Lesson 11: Constructing regular polygons inscribed in circles# Geometric constructions: circle-inscribed equilateral triangle

Sal constructs an equilateral triangle that is inscribed inside a given circle using compass and straightedge. Created by Sal Khan.

## Want to join the conversation?

- Why did Sal go to the trouble of constructing the initial small equilateral triangle before he connected the points where the circle he created intersects with the original circle? That line is (as he shows later) one leg of the larger equilateral triangle he wants to construct.(9 votes)
- he wanted to show why and how it works, not just tell you what to do. This should help you remember it, or at least figure it out yourself if you forget.(18 votes)

- at 203 i think Sal means...'a third of the way around the circle'. but he says triangle. 120 degrees is a third of a circle.(6 votes)
- No, Sal was correct there. A triangle turns 360 degrees from start to finish just like a circle does (or any closed polygon does). That side was 1/3 of the triangle, and just needed to be duplicated 2 more times.(8 votes)

- At2:04. Why does Sal say, " third of the way around the triangle ". What does it mean?

Thanks.(5 votes)- A triangle's three angles measure up to 180. Since it is a equilateral triangle Sal is constructing,

each angle is 60 degrees. Many people become confused when Sal says 120 degrees is one third of the triangle, but he is talking about the arc of the circle. To find the arc or the angle formed by the arc, use this equation: arcX = 2 angleX. Thus, the angle is 60 degrees and one third of a triangle, due to what I said earlier. (60 x 3 = 180)(7 votes)

- What does it mean to be a secant?(4 votes)
- A line that touches a circle in only two points. So basically a chord that extends infinitely.(3 votes)

- are there easier ways to solve these questions? it takes sal a long time to solve them(1 vote)
- It's because Sal is explaining them in detail so that people can understand it better.(5 votes)

- Well cant he use this method :

The circumcentre of the triangle we will be going to make will be the center of the circle we are given. So we can make a diameter and treat it like the median of the triangle. Now all the median will intersect at circumcentre and hence the center. Now the intersecting point divides the median in 2:1. So we will be taking 2 as radius and perpendicularly bisect the other one to get 1/2 of radius or 1/2*2=1 and finally the ratio of 2:1.

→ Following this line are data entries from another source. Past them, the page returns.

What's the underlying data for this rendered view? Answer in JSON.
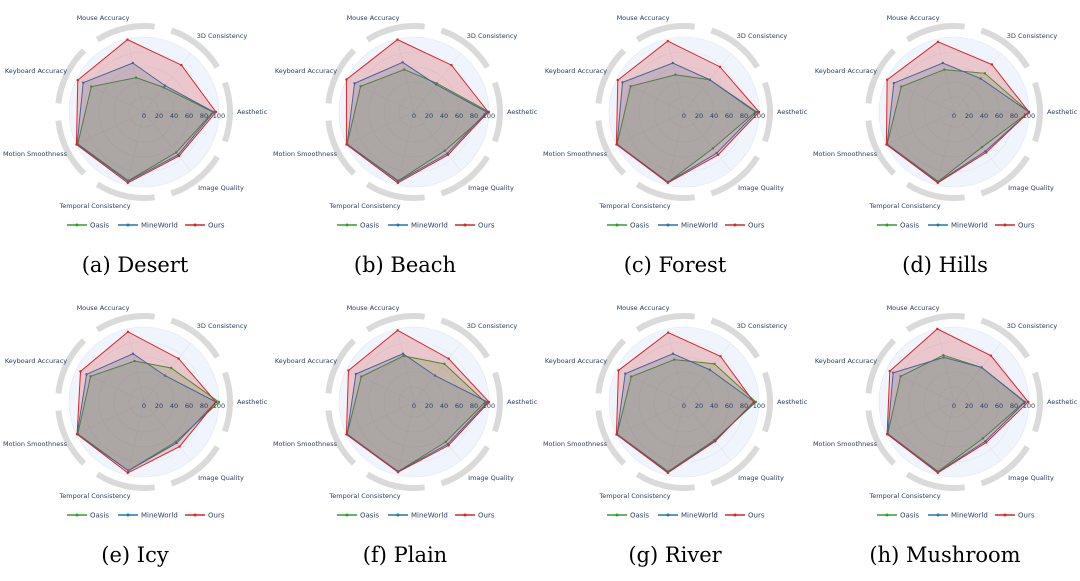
{
  "chart_data": {
    "type": "radar",
    "axes": [
      "Aesthetic",
      "3D Consistency",
      "Mouse Accuracy",
      "Keyboard Accuracy",
      "Motion Smoothness",
      "Temporal Consistency",
      "Image Quality"
    ],
    "radial_ticks": [
      "0",
      "20",
      "40",
      "60",
      "80",
      "100"
    ],
    "rlim": [
      0,
      100
    ],
    "legend_placement": "bottom",
    "series_colors": {
      "Oasis": "#2ca02c",
      "MineWorld": "#1f77b4",
      "Ours": "#d62728"
    },
    "panels": [
      {
        "caption": "(a) Desert",
        "series": [
          {
            "name": "Oasis",
            "values": [
              92,
              42,
              47,
              78,
              98,
              94,
              69
            ]
          },
          {
            "name": "MineWorld",
            "values": [
              93,
              45,
              67,
              90,
              99,
              95,
              73
            ]
          },
          {
            "name": "Ours",
            "values": [
              96,
              80,
              99,
              98,
              100,
              97,
              75
            ]
          }
        ]
      },
      {
        "caption": "(b) Beach",
        "series": [
          {
            "name": "Oasis",
            "values": [
              100,
              49,
              58,
              79,
              99,
              94,
              66
            ]
          },
          {
            "name": "MineWorld",
            "values": [
              97,
              47,
              68,
              88,
              99,
              95,
              71
            ]
          },
          {
            "name": "Ours",
            "values": [
              99,
              80,
              99,
              100,
              100,
              97,
              73
            ]
          }
        ]
      },
      {
        "caption": "(c) Forest",
        "series": [
          {
            "name": "Oasis",
            "values": [
              95,
              55,
              51,
              79,
              99,
              96,
              62
            ]
          },
          {
            "name": "MineWorld",
            "values": [
              97,
              55,
              67,
              91,
              99,
              96,
              70
            ]
          },
          {
            "name": "Ours",
            "values": [
              100,
              77,
              97,
              98,
              100,
              97,
              73
            ]
          }
        ]
      },
      {
        "caption": "(d) Hills",
        "series": [
          {
            "name": "Oasis",
            "values": [
              100,
              66,
              58,
              78,
              99,
              95,
              60
            ]
          },
          {
            "name": "MineWorld",
            "values": [
              100,
              57,
              67,
              89,
              99,
              96,
              67
            ]
          },
          {
            "name": "Ours",
            "values": [
              100,
              81,
              96,
              99,
              100,
              97,
              69
            ]
          }
        ]
      },
      {
        "caption": "(e) Icy",
        "series": [
          {
            "name": "Oasis",
            "values": [
              100,
              58,
              56,
              79,
              98,
              94,
              68
            ]
          },
          {
            "name": "MineWorld",
            "values": [
              96,
              45,
              66,
              85,
              99,
              94,
              70
            ]
          },
          {
            "name": "Ours",
            "values": [
              96,
              74,
              96,
              94,
              99,
              97,
              76
            ]
          }
        ]
      },
      {
        "caption": "(f) Plain",
        "series": [
          {
            "name": "Oasis",
            "values": [
              95,
              65,
              63,
              78,
              99,
              95,
              68
            ]
          },
          {
            "name": "MineWorld",
            "values": [
              98,
              45,
              66,
              86,
              99,
              95,
              72
            ]
          },
          {
            "name": "Ours",
            "values": [
              100,
              74,
              98,
              97,
              100,
              96,
              74
            ]
          }
        ]
      },
      {
        "caption": "(g) River",
        "series": [
          {
            "name": "Oasis",
            "values": [
              96,
              65,
              58,
              78,
              99,
              95,
              65
            ]
          },
          {
            "name": "MineWorld",
            "values": [
              94,
              55,
              66,
              87,
              99,
              96,
              66
            ]
          },
          {
            "name": "Ours",
            "values": [
              93,
              78,
              95,
              97,
              100,
              97,
              67
            ]
          }
        ]
      },
      {
        "caption": "(h) Mushroom",
        "series": [
          {
            "name": "Oasis",
            "values": [
              94,
              59,
              64,
              79,
              98,
              95,
              62
            ]
          },
          {
            "name": "MineWorld",
            "values": [
              95,
              59,
              61,
              90,
              98,
              96,
              67
            ]
          },
          {
            "name": "Ours",
            "values": [
              99,
              79,
              100,
              95,
              99,
              97,
              69
            ]
          }
        ]
      }
    ]
  }
}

Now the points of perpendicular bisector intersecting the circle can be connected to the first point of diameter. And its do equal to an equilateral triangle. If you are not understanding this then search for topics circumcircle and medians of equilateral triangle and please answer to this question.(3 votes) - I get it but how do you do this on paper?(2 votes)
- At2:39, how does Sal get the right place to put the compass?(1 vote)
- Sal drags the compass so that its center is on the circumference of the original circle and he places it so that it "intersects these two points". The two points are the center of the original circle and the point where one side of the equilateral triangle that is already placed touches the circumference of the original circle.(3 votes)

- at between2:03and2:04, what does sal mean by either around the triangle or around the circle(2 votes)
- He meant third around the circle.(1 vote)

- Could you make any shape in a circle?(2 votes)
- Technically speaking you could draw any you want inside a circle.(1 vote)

## Video transcript

Construct an
equilateral triangle inscribed inside the circle. So let me construct
a circle that has the exact same dimensions
as our original circle. Looks pretty good. And now, let me
move this center, so it sits on our
original circle. So they now sit on each other. Or their centers now
sit on each other. So I can make it, and
that looks pretty good. And now, let's think
about something. If I were to draw this
segment right over here, this, of course, has the
length of the radius. Now, let's do another one. And that's either
of their radii, because they have
the same length. Now, let's just center
this at our new circle and take it out here. Now, this is equal to the
radius of the new circle, which is the same as the
radius of the old circle. It's going to be the
same as this length here. So these two segments
have the same length. Now, if I were to connect
that point to that point, this is a radius of
our original circle. And so it's going to have
the same length as these two. So this right over
here, I have constructed an equilateral triangle. Now, why is this at all useful? Well, we know that the angles
in an equilateral triangle are 60 degrees. So we know that this angle
right over here is 60 degrees. Now, why is this being
60 degrees interesting? Well, imagine if we constructed
another triangle out here, just symmetrically, but kind of
flipped down just like this. Well, the same argument,
this angle right over here between
these two edges, this is also going
to be 60 degrees. So this entire interior
angle, if we add those two up, are going to be 120 degrees. Now, why is that interesting? Well, if this interior
angle is 120 degrees, then that means that this arc
right over here is 120 degrees. Or it's a third of the
way around the triangle. This right over here is a third
of the way around the triangle. Since that's a third of the
way around the triangle, if I were to connect these
two dots, that is going to be, this right over
here is going to be a side of our
equilateral triangle. This right over here,
it's secant to an arc that is 1/3 of
the entire circle. And now, I can keep doing this. Let's move-- I'll reuse these--
let's move our circle around. And so now, I'm going to move
my circle along the circle. And once again, I just want
to intersect these two points. And so now, let's see, I
could take one of these, take it there, take it
there, same exact argument. This angle that I
haven't fully drawn, or this arc you could
say, is 120 degrees. So this is going to be one side
of our equilateral triangle. It's secant to an
arc of 120 degrees. So let's move this around again. Actually, we don't even have
to move this around anymore. We could just connect
those last two dots. So we could just
connect this one. Actually, I just want to, let's
connect that one to that one. And just like that,
and we're done. We have constructed our
equilateral triangle.